We effectively had to ‘walk the journey’ of a chef to determine precisely where to place a small 400x400mm bench to set down chicken tenders prior to frying”
Outside of that, RDA was able to use its existing supply base to pinpoint other key items of equipment that could meet the standards it had set out.
“We were able to source like-for-like equipment models for the griddle requirement, refrigeration and dishwash,” says Bradley. “Foster, Falcon, Hobart and CED supplied the refrigeration, cooking equipment, dishwashing and tabling respectively. The prep and sink tables were all bespoke to measure — often particularly slim-lined to fit the space. The ‘flavour station’ — a prep bench, shelving configuration upon which flavours are applied to cooked product — was fabricated in the UK from US construction drawings.”
Wing Zone has been operating for more than 25 years, but it is only over the past year that it has made the decision to enter the UK. It does have overseas experience, however, with an increasing number of outlets in Panama, South America and Beijing augmenting the 100 branches that it runs in the US.
Wing Zone UK — the master franchisee for the UK — brought in kitchen house RDA to provide a full ‘turnkey’ service, which involved developing the Wing Zone concept, producing site-specific detailed designs and managing the complete installation of the store. Aside from particular equipment that needed to be imported from the US, such as the fryers, Bradley says that the company didn’t need to modify the kitchen too dramatically from the set-up that Wing Zone has mastered in the US. “We followed the US blueprint closely in terms of the principal layout and configuration,” he says.

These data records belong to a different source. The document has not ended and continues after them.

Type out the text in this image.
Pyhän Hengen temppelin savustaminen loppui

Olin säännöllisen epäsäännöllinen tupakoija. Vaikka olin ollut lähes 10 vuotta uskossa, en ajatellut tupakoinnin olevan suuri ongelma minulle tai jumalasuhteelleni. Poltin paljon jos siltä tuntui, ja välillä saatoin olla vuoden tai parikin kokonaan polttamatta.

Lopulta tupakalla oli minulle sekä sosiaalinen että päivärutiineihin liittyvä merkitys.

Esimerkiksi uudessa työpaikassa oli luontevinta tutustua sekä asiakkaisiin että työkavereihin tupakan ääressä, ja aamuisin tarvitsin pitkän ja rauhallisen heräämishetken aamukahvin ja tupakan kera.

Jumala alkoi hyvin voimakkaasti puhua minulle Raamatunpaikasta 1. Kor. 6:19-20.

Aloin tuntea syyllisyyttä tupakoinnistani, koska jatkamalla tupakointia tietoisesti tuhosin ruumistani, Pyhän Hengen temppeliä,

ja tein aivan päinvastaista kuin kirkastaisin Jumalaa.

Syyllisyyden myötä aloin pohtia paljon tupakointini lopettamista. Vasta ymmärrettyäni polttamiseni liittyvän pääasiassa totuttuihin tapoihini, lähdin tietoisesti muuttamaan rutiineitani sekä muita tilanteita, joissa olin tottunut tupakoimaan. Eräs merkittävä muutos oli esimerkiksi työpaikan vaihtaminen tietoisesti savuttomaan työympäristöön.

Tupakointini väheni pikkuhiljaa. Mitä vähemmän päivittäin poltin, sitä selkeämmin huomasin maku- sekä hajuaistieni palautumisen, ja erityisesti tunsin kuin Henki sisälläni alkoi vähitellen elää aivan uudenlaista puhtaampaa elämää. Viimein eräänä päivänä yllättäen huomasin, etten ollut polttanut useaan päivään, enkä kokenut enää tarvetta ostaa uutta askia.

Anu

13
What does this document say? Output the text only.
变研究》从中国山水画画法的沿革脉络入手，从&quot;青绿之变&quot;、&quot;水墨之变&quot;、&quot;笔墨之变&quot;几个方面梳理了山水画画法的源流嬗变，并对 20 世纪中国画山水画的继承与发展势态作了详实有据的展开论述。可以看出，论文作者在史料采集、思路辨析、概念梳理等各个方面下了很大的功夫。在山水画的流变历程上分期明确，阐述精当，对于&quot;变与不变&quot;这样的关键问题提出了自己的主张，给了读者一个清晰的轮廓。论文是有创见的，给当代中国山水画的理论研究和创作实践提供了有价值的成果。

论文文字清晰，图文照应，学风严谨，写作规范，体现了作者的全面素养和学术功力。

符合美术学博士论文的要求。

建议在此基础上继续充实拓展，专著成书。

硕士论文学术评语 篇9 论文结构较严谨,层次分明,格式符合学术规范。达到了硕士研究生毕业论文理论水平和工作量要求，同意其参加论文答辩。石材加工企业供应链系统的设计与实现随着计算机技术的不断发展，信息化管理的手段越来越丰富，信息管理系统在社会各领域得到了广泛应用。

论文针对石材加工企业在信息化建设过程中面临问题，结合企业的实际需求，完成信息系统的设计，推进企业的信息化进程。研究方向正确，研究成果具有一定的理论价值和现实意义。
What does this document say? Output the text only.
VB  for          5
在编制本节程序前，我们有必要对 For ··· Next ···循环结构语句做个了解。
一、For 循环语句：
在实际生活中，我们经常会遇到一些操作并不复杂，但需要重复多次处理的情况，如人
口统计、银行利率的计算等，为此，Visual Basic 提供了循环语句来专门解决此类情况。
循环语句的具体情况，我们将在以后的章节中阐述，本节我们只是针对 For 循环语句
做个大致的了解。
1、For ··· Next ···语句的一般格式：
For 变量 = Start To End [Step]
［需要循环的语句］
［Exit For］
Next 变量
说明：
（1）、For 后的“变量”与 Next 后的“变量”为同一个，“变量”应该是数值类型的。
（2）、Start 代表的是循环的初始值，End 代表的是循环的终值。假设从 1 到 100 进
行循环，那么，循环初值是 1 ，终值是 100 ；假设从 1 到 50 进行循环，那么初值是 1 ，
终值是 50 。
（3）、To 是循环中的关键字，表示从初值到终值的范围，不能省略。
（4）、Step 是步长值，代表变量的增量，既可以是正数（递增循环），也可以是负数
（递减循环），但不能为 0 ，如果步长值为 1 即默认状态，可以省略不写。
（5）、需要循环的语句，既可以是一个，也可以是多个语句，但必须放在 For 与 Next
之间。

One noticeable difference from the model that Wing Zone operates in the US is the footprint in which it had to work with. This required RDA to focus on ensuring that the company could produce a similar menu from a smaller workspace.
“The main challenge in the UK is a general lack of space, particularly in London where franchisees will pay a premium,” he says. “A typical central American site is unsurprisingly vast in comparison, so everything had to be meticulously space-planned down to the last POS printer. This required a detailed understanding of the preparation and cooking operation and we effectively had to ‘walk the journey’ of a Wing Zone chef to determine precisely where to place a 400x400mm bench to set down chicken tenders prior to frying.”
It is a journey that looks likely to pave the way for the chain to expand its presence in the UK and install more of the kind of kitchens that it believes will help it gain a share of the fast food market.